I would try positioning it as a long term play. Maybe the web series is intentionally created at a loss so in the future it can be used to develop into a television series or feature film. That way, the investors can get in early on the “proof of concept” and have favorable terms in the deal when you create the larger project, spun off of the web series.
You will at minimum want a basic synopsis of the project, bios on the cast/crew, a directors statement, and ideally financial info (budget, repayment terms, etc.) if you are sharing with investors. The goal is to energize your potential investor with the creative, and give them the confidence in your business abilities to make this profitable or worth while.
Do you think there’s any value in making (and continuing to make) web series because you like that format, without it having to be a stepping stone to longer-form content? Do you think it’s possible to make your living that way?

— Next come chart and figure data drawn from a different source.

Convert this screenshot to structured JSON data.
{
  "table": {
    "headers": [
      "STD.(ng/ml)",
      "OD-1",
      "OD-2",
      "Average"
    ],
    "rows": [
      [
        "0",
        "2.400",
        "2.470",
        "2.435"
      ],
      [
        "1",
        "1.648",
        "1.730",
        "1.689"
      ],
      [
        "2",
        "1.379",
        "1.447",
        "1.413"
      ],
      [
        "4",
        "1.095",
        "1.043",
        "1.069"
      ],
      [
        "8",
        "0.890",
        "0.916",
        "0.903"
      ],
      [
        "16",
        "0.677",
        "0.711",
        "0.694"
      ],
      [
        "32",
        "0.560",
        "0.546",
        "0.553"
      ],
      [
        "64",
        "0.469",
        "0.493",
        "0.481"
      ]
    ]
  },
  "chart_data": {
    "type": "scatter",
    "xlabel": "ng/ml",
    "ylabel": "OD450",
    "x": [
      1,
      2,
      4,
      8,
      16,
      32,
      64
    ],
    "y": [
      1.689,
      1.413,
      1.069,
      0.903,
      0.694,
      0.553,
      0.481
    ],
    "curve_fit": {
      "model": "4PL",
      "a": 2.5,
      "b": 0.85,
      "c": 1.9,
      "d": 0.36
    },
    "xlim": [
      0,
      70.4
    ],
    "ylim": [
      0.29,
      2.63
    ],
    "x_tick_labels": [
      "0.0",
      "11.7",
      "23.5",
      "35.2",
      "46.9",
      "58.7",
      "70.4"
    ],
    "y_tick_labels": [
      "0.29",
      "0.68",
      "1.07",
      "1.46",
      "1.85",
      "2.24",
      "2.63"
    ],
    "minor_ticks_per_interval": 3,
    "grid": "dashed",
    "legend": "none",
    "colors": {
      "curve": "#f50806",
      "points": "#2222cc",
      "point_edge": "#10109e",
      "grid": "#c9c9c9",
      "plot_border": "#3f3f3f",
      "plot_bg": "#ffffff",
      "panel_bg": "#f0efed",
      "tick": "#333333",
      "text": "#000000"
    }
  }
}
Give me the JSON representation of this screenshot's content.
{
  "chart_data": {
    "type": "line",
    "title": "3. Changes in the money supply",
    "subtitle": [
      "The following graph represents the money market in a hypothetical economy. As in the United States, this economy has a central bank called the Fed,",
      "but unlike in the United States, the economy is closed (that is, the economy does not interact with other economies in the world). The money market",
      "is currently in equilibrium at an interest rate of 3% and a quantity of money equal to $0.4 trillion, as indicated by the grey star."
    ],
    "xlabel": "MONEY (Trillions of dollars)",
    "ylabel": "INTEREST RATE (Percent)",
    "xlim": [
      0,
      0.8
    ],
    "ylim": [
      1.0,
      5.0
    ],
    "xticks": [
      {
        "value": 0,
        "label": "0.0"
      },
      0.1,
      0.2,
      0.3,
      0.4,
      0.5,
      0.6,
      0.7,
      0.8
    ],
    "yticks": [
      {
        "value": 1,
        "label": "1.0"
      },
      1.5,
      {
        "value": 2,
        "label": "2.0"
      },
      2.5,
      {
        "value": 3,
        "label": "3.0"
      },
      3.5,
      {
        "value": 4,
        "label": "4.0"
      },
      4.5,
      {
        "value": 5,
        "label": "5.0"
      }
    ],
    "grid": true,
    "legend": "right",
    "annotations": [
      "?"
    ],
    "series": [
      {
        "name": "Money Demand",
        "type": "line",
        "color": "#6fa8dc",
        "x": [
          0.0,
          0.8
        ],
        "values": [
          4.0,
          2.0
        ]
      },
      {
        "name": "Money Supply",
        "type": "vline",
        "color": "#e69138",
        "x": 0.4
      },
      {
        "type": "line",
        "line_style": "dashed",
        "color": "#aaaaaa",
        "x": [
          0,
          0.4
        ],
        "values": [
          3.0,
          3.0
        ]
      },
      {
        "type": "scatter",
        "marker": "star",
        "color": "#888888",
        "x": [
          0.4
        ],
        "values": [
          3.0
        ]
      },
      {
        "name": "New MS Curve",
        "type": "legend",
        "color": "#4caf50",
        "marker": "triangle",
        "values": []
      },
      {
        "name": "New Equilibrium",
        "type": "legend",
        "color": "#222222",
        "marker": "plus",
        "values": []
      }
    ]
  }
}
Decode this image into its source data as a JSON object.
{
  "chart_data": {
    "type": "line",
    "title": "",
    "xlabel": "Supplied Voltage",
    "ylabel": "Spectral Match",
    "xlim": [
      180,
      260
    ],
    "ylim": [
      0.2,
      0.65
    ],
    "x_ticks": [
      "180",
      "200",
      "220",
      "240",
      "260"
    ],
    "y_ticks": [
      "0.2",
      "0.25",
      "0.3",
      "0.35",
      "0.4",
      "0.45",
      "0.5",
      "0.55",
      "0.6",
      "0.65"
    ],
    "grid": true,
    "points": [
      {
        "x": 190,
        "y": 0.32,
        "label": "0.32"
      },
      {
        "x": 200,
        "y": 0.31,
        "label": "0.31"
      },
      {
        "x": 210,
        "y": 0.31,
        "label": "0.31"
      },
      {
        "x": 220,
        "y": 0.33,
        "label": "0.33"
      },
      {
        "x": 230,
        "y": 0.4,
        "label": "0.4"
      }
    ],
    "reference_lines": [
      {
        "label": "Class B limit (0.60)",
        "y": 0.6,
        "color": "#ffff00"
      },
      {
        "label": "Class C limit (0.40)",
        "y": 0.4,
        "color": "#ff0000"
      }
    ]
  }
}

Crowdfunding is probably the way to go. That said, even raising $5- $10K will require basically a full time commitment as you run the campaign. So for that amount, there’s also the option of simply doubling down on your day to day work (if you can) and saving the $ yourself. It may take less effort!
I always try to rotate my talent around the space, looking at every angle until the practical lights in the room hit their face in a flattering way. I’ll build out my scene from there, generally going for tighter angles if I’m unable to light the background properly. As long as you avoid flat lighting, you are going to be able to produce a nice image… Assuming you at least have some light in the room (a lamp, for instance), and a camera/lens combo that can handle a low light setup if you’re shooting at night.
Find an apartment with nice bright windows and shoot during the day Or alternatively, get a couple of flood lights to bring up the ambient levels, and then get a small soft source (china ball, litemat) that can be used to key your talent. A couple of bright lights and a small key may be all you need.
It was about damn time!
Thanks, Noam! Will definitely be checking out your blog now!!
Yes. I once chose a location that was very hard to get to (under a bridge, about a 1/2 mile walk from our parking lot), and when it started raining before our shoot we got screwed. Had to travel with gear through mud, my DP got sick, and the whole crew was mad at me!